Antiepileptic Medications
- Phenytoin (Dilantin) — tonic-clonic and focal seizures. Therapeutic level 10–20 mcg/mL; causes gingival hyperplasia. Monitor serum level, LFTs, CBC.
- Valproate (Depakote) — broad-spectrum. Black box for hepatotoxicity; teratogenic — avoid in pregnancy. Monitor LFTs, ammonia, CBC.
- Levetiracetam (Keppra) — broad-spectrum. Renal elimination; can cause behavioral and mood changes. Monitor renal function and behavior.
- Carbamazepine (Tegretol) — focal and tonic-clonic. Black box for Stevens-Johnson syndrome; can cause SIADH with hyponatremia. Monitor CBC, sodium, LFTs.
- Lamotrigine (Lamictal) — broad-spectrum. Black box for serious rashes — stop at first sign of rash. Requires slow titration.
- Ethosuximide — used only for absence seizures.
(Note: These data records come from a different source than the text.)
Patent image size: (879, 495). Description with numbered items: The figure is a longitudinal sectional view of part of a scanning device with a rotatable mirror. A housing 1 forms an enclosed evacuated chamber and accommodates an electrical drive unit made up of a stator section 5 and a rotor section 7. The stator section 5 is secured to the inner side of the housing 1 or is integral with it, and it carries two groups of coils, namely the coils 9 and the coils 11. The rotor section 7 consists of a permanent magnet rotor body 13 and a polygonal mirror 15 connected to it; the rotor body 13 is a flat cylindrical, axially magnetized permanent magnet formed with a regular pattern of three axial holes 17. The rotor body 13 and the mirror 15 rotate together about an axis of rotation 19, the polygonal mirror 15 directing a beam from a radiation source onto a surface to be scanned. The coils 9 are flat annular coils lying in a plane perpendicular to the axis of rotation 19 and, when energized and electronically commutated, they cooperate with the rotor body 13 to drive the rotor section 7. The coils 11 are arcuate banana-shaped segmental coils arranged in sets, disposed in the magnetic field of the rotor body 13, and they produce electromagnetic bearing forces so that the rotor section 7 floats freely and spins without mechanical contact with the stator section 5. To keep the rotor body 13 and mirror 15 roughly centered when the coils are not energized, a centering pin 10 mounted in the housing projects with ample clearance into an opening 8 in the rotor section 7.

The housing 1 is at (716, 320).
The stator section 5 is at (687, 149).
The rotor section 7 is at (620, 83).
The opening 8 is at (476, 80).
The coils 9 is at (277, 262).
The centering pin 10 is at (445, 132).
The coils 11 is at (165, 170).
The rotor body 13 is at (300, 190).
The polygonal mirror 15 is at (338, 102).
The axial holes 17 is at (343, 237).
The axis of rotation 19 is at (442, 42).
Monitor CBC and LFTs.
Patient Teaching
- Take antiepileptic medications exactly as prescribed.
- Never stop medications abruptly — withdrawal can trigger seizures.
- Avoid alcohol — it lowers the seizure threshold.
- Get adequate sleep; sleep deprivation triggers seizures.
- Wear medical alert identification.
- Do not drive until cleared by a provider.
- Report rash, fever, or bruising immediately.
Common Exam Traps
- Do not put anything in the mouth during a seizure.
- Turn the patient to the side to prevent aspiration.
- Status epilepticus = seizure > 5 minutes = emergency.
- Lorazepam IV is first-line for status epilepticus.
- Phenytoin requires cardiac monitoring during IV infusion.
- Lamotrigine — any rash means stop the drug.
- Valproate is teratogenic — avoid in pregnancy.
- Carbamazepine causes SIADH with hyponatremia.
- Absence seizures are treated with ethosuximide only.
Key takeaways
- Status epilepticus = seizure lasting > 5 minutes or repeated seizures without recovery; treat as an emergency with ABCs, O₂, IV access, and IV lorazepam first-line.
- During a seizure: turn to the side, loosen clothing, time the event, and never put anything in the mouth or restrain the patient.
- Maintain seizure precautions: padded rails, low bed, suction and oxygen at bedside.
- Know the key drug warnings: phenytoin level 10–20, valproate hepatotoxicity/teratogenicity, lamotrigine rash, carbamazepine SIADH/SJS, ethosuximide for absence only.
- Teach patients to never stop antiepileptics abruptly, avoid alcohol, get adequate sleep, and wear medical alert ID.